Finding God in Groundhog Day
Traditions: those steadfast ways of doing things that you can always count on. Yet traditions evolve and build on one another throughout the years.
Take, for example, Groundhog Day, which was this past Sunday, Feb. 2. Believe it or not, this rather silly ritual of using a groundhog in Pennsylvania to predict the weather actually has ties to an ancient feast day of the church, known in some corners of the world as Candlemas.
Candlemas is a tradition that developed on the Feast Day of the Presentation of Our Lord, which commemorates the day where Mary and Joseph bring baby Jesus to the temple in Jerusalem to be dedicated to God.
The story is told in the second chapter of Luke’s gospel, where upon entering the temple, the holy family is met by two prophets, Simeon and Anna, who recognize the divinity of Jesus and sing praises to God. Simeon calls Jesus “a light for revelation to the Gentiles” meaning Jesus will reveal God’s glory to all nations.

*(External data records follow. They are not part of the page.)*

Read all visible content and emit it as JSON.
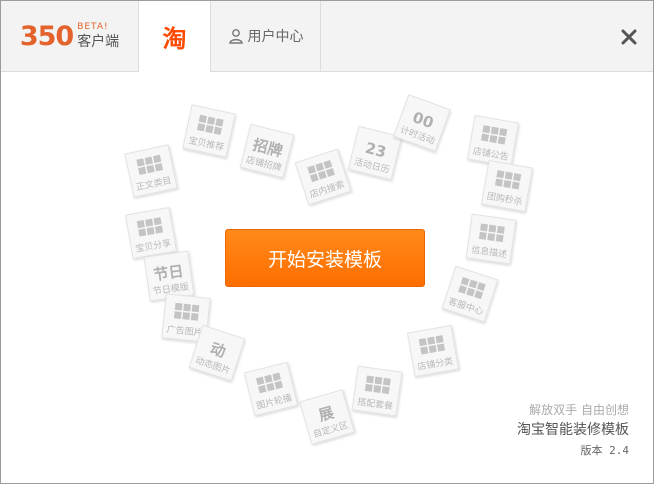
{
  "header": {
    "logo_number": "350",
    "logo_beta": "BETA!",
    "logo_client": "客户端",
    "taobao_tab_glyph": "淘",
    "user_tab_label": "用户中心"
  },
  "main": {
    "install_button_label": "开始安装模板",
    "slogan": "解放双手 自由创想",
    "product_name": "淘宝智能装修模板",
    "version": "版本 2.4"
  },
  "tiles": [
    {
      "label": "宝贝推荐",
      "big": ""
    },
    {
      "label": "店铺招牌",
      "big": "招牌"
    },
    {
      "label": "店内搜索",
      "big": ""
    },
    {
      "label": "活动日历",
      "big": "23"
    },
    {
      "label": "计时活动",
      "big": "00"
    },
    {
      "label": "店铺公告",
      "big": ""
    },
    {
      "label": "正文类目",
      "big": ""
    },
    {
      "label": "团购秒杀",
      "big": ""
    },
    {
      "label": "宝贝分享",
      "big": ""
    },
    {
      "label": "信息描述",
      "big": ""
    },
    {
      "label": "节日模版",
      "big": "节日"
    },
    {
      "label": "客服中心",
      "big": ""
    },
    {
      "label": "广告图片",
      "big": ""
    },
    {
      "label": "店铺分类",
      "big": ""
    },
    {
      "label": "动态图片",
      "big": "动"
    },
    {
      "label": "搭配套餐",
      "big": ""
    },
    {
      "label": "图片轮播",
      "big": ""
    },
    {
      "label": "自定义区",
      "big": "展"
    }
  ],
  "colors": {
    "accent": "#ff7300",
    "logo_orange": "#e4632c",
    "logo_blue": "#22a0d2",
    "taobao_red": "#ff4a00"
  }
}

The early church celebrated this proclamation of Jesus as the light for all nations with light from candles. This looked like many different things over the year in different places including lighting every candle in one’s home, a procession of people carrying candles of all sorts, a blessing of all the candles to be used in worship throughout the year, and distributing candles to help people get through the remainder of the winter.

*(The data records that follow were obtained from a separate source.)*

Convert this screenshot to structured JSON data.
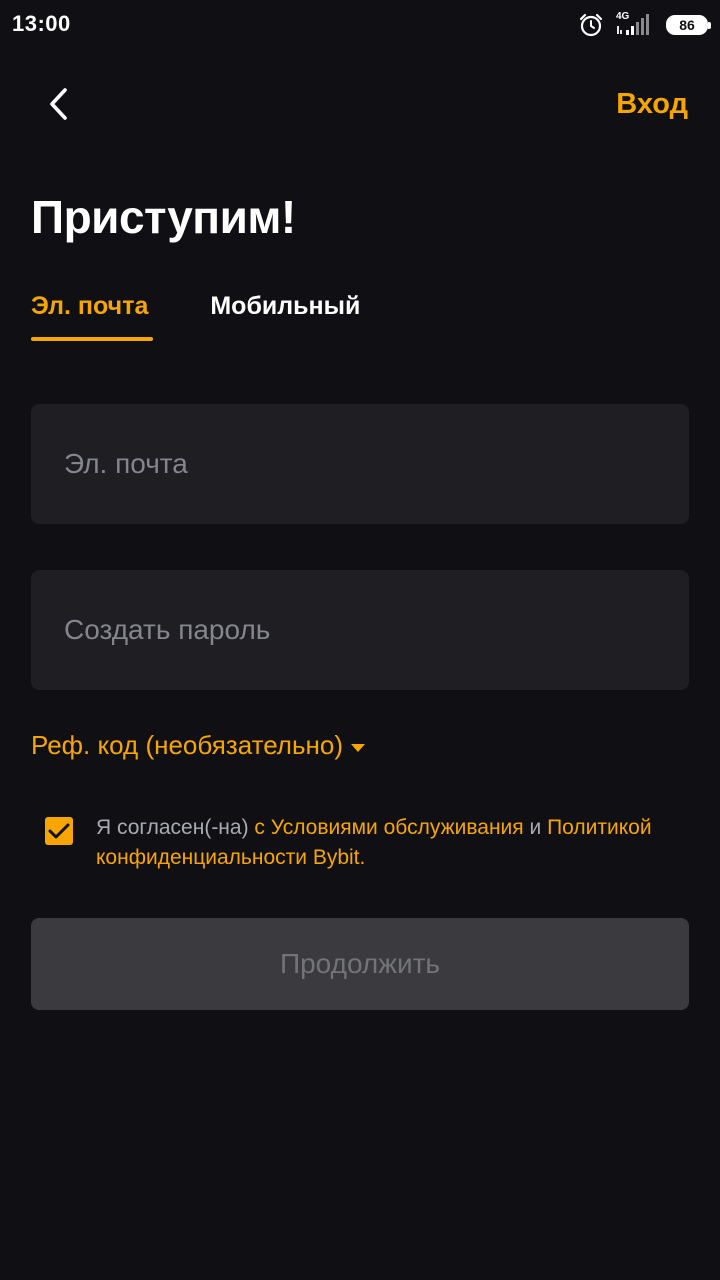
{
  "status_bar": {
    "time": "13:00",
    "network": "4G",
    "battery": "86",
    "icons": [
      "alarm-icon",
      "signal-icon",
      "battery-icon"
    ]
  },
  "header": {
    "back_icon": "chevron-left-icon",
    "login_label": "Вход"
  },
  "title": "Приступим!",
  "tabs": [
    {
      "label": "Эл. почта",
      "active": true
    },
    {
      "label": "Мобильный",
      "active": false
    }
  ],
  "form": {
    "email_placeholder": "Эл. почта",
    "password_placeholder": "Создать пароль",
    "email_value": "",
    "password_value": "",
    "ref_code_label": "Реф. код (необязательно)"
  },
  "agreement": {
    "checked": true,
    "prefix": "Я согласен(-на) ",
    "terms_link": "с Условиями обслуживания",
    "middle": " и ",
    "privacy_link": "Политикой конфиденциальности Bybit",
    "suffix": "."
  },
  "continue_label": "Продолжить",
  "colors": {
    "background": "#101014",
    "accent": "#f7a600",
    "field_bg": "#1e1e23",
    "placeholder": "#84868b",
    "button_disabled_bg": "#3a3a3f",
    "button_disabled_text": "#737478"
  }
}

There was a Celtic festival celebrated around the same time that focused on looking for signs of spring. When the Christian Candlemas festival met this one, the traditions melded together a bit and Candlemas also developed a weather-predicting element. If the weather is nice on Candlemas, then winter will stick around. If not, spring will be here sooner.
Sound familiar? This is the same formula for Groundhog Day. If the sun is shining, the groundhog will see his shadow, and we’ll have six more weeks of winter.
It’s quite something to think that Groundhog Day relates to the proclamation of Jesus as the light of the world! But the unexpected happens all the time with God. When it’s dark and gloomy, it doesn’t seem like spring will ever come. When life is hard, or we’re deep in grief, it doesn’t feel like it’s ever going to get better. It doesn’t feel like God is anywhere to be found.
But the promise of God is that those dark moments and places is where God draws nearest. New life springs forth, always. Even when it feels impossible, God makes it happen. God is in the business of bringing forth new life out of death, of creating order in the chaos, and piercing the darkness with the light of Jesus Christ.
The traditions we know and love might evolve into ones we barely recognize, like how Candlemas became Groundhog Day, but the light of Christ remains unchanging, bringing glory to God and newness of life to all of creation.